第七十五話 皇都血戦 51 Side Aria



 ――戯神の地下施設を脱出し、地上に出ると、そこは皇都郊外の工業地帯の一角だった。戯神を追い掛け、リノンと逸れた地点からはだいぶ離れた所に出たものだ。

 私は戯神の異能によって転移したが、リノンはよくこの場所を見つけられたものだ。

 ……周囲を見渡すが、工場施設は見渡す限り無人で、全く稼働をしていないようだ。

 おそらく、戯神が搭乗して転移したであろう起源神オリジンドールアウローラの機影も見当たらない。まるで巨大な天使の様な派手な機体が、外に出ていれば相応に目立ちそうなものだが。


 私には、視界の外の気配を察知する術は無い。元の身体であれば、大気中の水分に干渉し、存在を探る術は持ち合わせていたが、眷属体であるこの身では、精密制御と大規模展開を並行するだけの能力は備わっていないのだ。

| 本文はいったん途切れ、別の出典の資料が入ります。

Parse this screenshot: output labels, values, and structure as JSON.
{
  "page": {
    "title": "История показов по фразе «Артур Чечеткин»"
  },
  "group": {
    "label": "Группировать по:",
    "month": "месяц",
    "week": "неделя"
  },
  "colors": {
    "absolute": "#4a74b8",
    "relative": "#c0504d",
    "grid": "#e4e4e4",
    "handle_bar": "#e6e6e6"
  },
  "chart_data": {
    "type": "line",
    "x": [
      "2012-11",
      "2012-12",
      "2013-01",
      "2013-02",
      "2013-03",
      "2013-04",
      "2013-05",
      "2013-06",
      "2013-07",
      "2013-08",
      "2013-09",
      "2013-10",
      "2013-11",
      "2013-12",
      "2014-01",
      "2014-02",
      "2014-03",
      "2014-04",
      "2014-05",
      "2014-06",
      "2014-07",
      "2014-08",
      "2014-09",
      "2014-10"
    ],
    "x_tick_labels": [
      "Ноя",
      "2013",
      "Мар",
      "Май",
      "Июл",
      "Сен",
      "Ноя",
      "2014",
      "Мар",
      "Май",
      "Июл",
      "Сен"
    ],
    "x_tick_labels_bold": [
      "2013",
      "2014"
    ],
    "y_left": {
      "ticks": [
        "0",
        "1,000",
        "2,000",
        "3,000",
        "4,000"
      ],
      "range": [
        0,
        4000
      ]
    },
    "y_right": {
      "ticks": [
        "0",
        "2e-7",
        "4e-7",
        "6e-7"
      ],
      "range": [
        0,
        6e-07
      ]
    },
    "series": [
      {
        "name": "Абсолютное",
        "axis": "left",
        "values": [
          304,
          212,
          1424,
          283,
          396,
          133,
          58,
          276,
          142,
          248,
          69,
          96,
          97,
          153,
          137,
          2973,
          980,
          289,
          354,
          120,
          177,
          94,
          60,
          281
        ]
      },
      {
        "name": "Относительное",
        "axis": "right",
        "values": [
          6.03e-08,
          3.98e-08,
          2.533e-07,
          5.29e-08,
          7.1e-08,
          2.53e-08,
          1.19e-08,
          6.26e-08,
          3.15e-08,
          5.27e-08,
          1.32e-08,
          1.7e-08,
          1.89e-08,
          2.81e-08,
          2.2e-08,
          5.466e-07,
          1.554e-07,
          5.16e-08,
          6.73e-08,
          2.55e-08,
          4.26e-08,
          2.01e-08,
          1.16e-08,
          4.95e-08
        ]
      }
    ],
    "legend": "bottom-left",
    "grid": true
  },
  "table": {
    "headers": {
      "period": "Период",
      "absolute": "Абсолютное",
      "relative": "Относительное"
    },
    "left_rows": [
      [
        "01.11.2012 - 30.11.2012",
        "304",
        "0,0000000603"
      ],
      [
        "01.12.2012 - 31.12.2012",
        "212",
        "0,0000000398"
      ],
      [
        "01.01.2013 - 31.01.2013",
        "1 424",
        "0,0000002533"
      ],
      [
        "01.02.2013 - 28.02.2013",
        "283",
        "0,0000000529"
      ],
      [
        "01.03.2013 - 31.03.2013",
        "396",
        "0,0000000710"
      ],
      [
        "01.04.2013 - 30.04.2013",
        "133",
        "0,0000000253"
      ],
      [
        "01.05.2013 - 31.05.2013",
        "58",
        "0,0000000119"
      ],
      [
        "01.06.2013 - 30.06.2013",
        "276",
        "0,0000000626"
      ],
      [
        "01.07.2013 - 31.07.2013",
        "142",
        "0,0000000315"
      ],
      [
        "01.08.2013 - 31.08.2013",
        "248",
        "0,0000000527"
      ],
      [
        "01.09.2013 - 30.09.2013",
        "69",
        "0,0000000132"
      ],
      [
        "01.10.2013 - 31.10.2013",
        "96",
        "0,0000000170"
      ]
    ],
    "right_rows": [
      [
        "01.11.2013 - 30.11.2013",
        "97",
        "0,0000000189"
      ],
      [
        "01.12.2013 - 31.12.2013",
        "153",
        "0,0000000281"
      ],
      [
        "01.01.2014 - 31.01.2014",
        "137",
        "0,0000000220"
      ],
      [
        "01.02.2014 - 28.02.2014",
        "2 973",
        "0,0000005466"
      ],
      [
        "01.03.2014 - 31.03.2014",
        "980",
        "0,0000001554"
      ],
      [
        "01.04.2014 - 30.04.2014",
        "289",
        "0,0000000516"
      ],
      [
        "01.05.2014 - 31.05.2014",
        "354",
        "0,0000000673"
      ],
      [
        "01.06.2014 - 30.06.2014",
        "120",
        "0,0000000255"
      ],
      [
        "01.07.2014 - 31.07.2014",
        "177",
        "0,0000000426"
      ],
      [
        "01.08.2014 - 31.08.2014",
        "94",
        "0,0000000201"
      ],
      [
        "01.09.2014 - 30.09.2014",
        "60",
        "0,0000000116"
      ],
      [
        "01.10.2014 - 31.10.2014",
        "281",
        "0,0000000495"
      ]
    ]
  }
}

 ――だから、こうして知らずに敵に包囲される。という事態にも陥る事がある。


 私の周囲を取り囲む様に展開し、武装した凡そ十八人程の者達に睥睨し、槍を向ける。


「……有象無象に構っている暇など、私には無い。道を開けろ」


 彼らの統率された装備からして軍人……いや、傭兵か。

 私はいつでも攻撃を繰り出せる様、全身の余分な力を抜き、軸足に力を込める。


 私が臨戦態勢に入ったのを見てか、私に相対した位置にいる男が、一歩前に歩み出る。


「お初にお目にかかります。私はジルバキア傭兵団。シリル・ローゼンと申します。

 ……貴女は、アリアンロード・アウグストゥス・アウローラ様で、宜しいですね?」


 起源者オリジンとしての名を呼ばれ、私の警戒度は一気に上昇する。

 ジルバキア傭兵団とやらも、聞き覚えは無いし、ほぼ敵と見ても良いだろう。


「…………。だったら、なんだと言うのだ」


 シリルは、その中性的な顔に笑みを浮かべると、形の良い唇を開く。


「もし宜しければ、投降していただけませんでしょうか。……団長はともかく、ウチの団のオーナーがアリアンロード様の協力を求めていますので」


「――――貴様等、戯神の手の者か」 


「戯神……? いえ、我々のオーナーは皇国の技術者でもあるロプト博士という方です。とても有能で、崇高な目的を持たれた素晴らしい方ですよ」


 シリルはとぼけているのか、知らされていないのかは分からないが、ロプト博士というのが、皇国での戯神ローズルの名だ。

 戯神の地下施設で戦ったシダーも、戯神の事をロプト博士と呼んでいたので間違いはないだろう。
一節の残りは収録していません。